The Queue<T>::Push(t) operation operates in three modes, depending on the state of the carrier ring:
1. When the carrier ring is null, two links are created with t in the link pointed to by firstUsed_.
2. When the carrier ring is full, one new link is created, t is added to the queue by copying t into firstFree_ before advancing firstFree_.
3. When the carrier ring has extra capacity, no new link is created and t is added to the queue by by copying t into firstFree_ before advancing firstFree_.
The Queue<T>::Pop() operation does not de-allocate memory, it just removes the front of the queue from consideration by advancing firstUsed_.
As always, the class destructors should de-allocate all dynamic memory still owned by the object. The stack and queue implementations will be very different.
Use the RingBuffer implementation plan discussed above, and implement the complete RingBuffer API.

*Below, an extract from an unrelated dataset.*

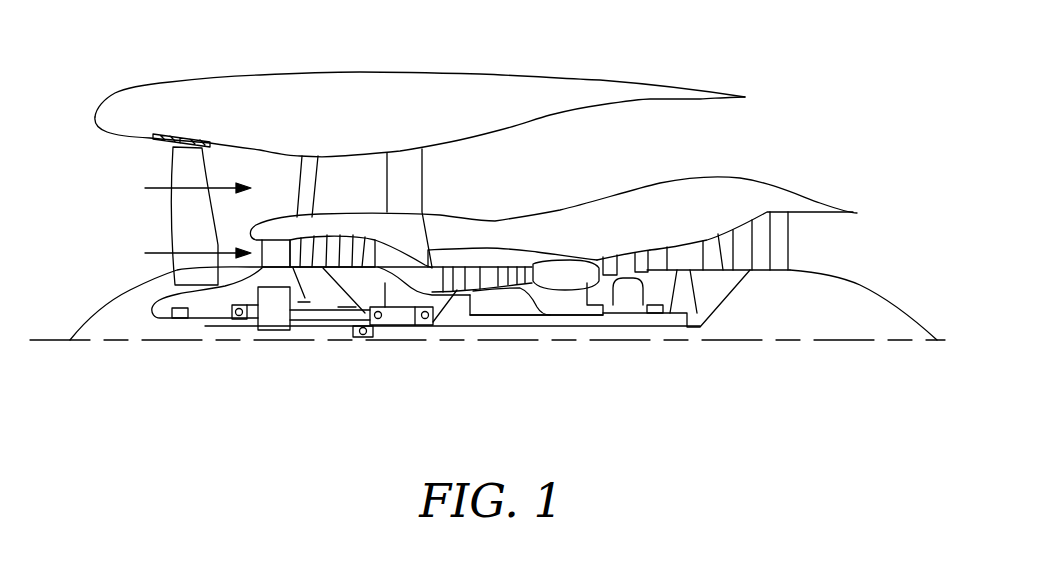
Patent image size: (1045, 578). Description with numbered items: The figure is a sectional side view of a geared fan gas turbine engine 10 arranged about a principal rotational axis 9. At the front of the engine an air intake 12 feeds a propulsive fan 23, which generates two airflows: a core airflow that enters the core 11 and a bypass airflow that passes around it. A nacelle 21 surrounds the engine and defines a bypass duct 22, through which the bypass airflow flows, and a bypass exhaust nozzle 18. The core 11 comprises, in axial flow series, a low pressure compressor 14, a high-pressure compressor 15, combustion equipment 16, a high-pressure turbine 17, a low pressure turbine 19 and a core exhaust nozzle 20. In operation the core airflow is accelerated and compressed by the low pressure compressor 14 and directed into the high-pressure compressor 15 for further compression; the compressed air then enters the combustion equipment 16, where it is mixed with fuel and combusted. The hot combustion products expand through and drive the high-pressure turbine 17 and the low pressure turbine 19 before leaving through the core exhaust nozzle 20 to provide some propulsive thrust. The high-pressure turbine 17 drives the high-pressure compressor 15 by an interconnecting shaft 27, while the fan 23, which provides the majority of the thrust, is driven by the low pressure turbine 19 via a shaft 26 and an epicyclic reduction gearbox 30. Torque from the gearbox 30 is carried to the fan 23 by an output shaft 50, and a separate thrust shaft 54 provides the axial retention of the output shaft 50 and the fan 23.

The Display(os, ofc) method is intended to regurgitate the contents out through the std::ostream object os. The second parameter ofc is a single output formatting character that has the default value '\0'. (The other three popular choices for ofc are ' ', '\t' and '\n'.) The implementation of Display must recognize two cases:
1. ofc == '\0': send the contents to output with nothing between them
2. ofc != '\0': send the contents to output with ofc separating them
Thus, for example, q.Display(std::cout) would send the contents of q to standard output.

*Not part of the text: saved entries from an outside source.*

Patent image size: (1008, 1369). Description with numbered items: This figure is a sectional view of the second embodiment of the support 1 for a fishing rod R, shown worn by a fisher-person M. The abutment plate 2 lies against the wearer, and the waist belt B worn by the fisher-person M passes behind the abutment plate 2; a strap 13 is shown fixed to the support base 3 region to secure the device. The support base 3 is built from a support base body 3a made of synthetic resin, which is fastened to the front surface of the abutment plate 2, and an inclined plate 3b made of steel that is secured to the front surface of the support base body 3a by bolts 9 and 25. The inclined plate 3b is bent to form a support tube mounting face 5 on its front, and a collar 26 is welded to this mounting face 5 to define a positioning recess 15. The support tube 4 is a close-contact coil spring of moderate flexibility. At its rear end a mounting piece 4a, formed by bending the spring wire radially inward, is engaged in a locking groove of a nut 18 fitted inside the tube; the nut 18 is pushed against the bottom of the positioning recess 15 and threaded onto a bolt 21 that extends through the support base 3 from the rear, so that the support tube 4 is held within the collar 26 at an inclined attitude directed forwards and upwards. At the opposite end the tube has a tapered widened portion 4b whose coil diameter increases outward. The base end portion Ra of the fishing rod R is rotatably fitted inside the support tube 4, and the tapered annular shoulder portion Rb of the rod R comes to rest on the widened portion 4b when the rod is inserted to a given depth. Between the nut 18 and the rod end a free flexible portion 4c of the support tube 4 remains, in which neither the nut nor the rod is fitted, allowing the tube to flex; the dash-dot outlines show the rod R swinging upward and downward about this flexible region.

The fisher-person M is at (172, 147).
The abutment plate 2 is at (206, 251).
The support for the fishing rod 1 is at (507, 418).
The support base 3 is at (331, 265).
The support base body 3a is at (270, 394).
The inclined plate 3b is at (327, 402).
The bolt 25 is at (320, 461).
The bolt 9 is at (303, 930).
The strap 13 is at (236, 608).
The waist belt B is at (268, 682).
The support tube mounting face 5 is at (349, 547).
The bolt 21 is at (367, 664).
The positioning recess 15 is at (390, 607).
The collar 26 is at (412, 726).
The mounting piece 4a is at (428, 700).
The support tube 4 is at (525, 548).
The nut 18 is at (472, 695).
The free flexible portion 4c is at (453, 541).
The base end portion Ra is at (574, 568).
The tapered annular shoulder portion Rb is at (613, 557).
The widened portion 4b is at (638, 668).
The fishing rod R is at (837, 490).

The output operator should be overloaded as follows:
```
template < typename T >
std::ostream& operator << (std::ostream& os, const Queue<T>& S)
{
  S.Display (os, '\0');
  return os;
}
```
The overload of operator <<() should be placed in your queue header file immediately following the class definition.
The class Queue should be in the fsu namespace.
The file queue.t should be protected against multiple reads using the #ifndef ... #define ... #endif mechanism.
The test client program fqueue.cpp should adequately test the functionality of queue, including the output operator. It is your responsibility to create this test program and to use it for actual testing of your queue data structure.

Hints

Your test client can be created by making very small changes in a copy of fstack.cpp you created as part of the preceding assignment.
Keep in mind that the implementations of class template methods are in themselves template functions. For example, the implementation of the Queue method Pop() would look something like this:
```
template < typename T >
T Queue<T>::Pop()
{
  // yada dada
  return ??;
}
```
We will test your implementation queue.t using (1) our test client fqueue.cpp and (2) in2post (with your stack implementation).
There are two versions of Queue::Front(). These are distunguished by "const" modifiers for one of the versions. The implementation code is identical for each version. The main point is that "Front()" can be called on a constant queue, but the returned reference may not be used to modify the front element. This nuance will be tested in our assessment. You can test it with two functions such as:
```
char ShowFront(const fsu::Queue<char>& q)
{
  return q.Front();
}

void ChangeFront(fsu::Queue<char>& q, char newFront)
{
  q.Front() = newFront;
}
```
Note that ShowFront has a const reference to a queue, so would be able to call the const version of Front() but not the non-const version, but that suffices. ChangeFront would need to call the non-const version in order to change the value at the front of the queue. A simple test named "constTest.cpp" is posted in the distribution directory.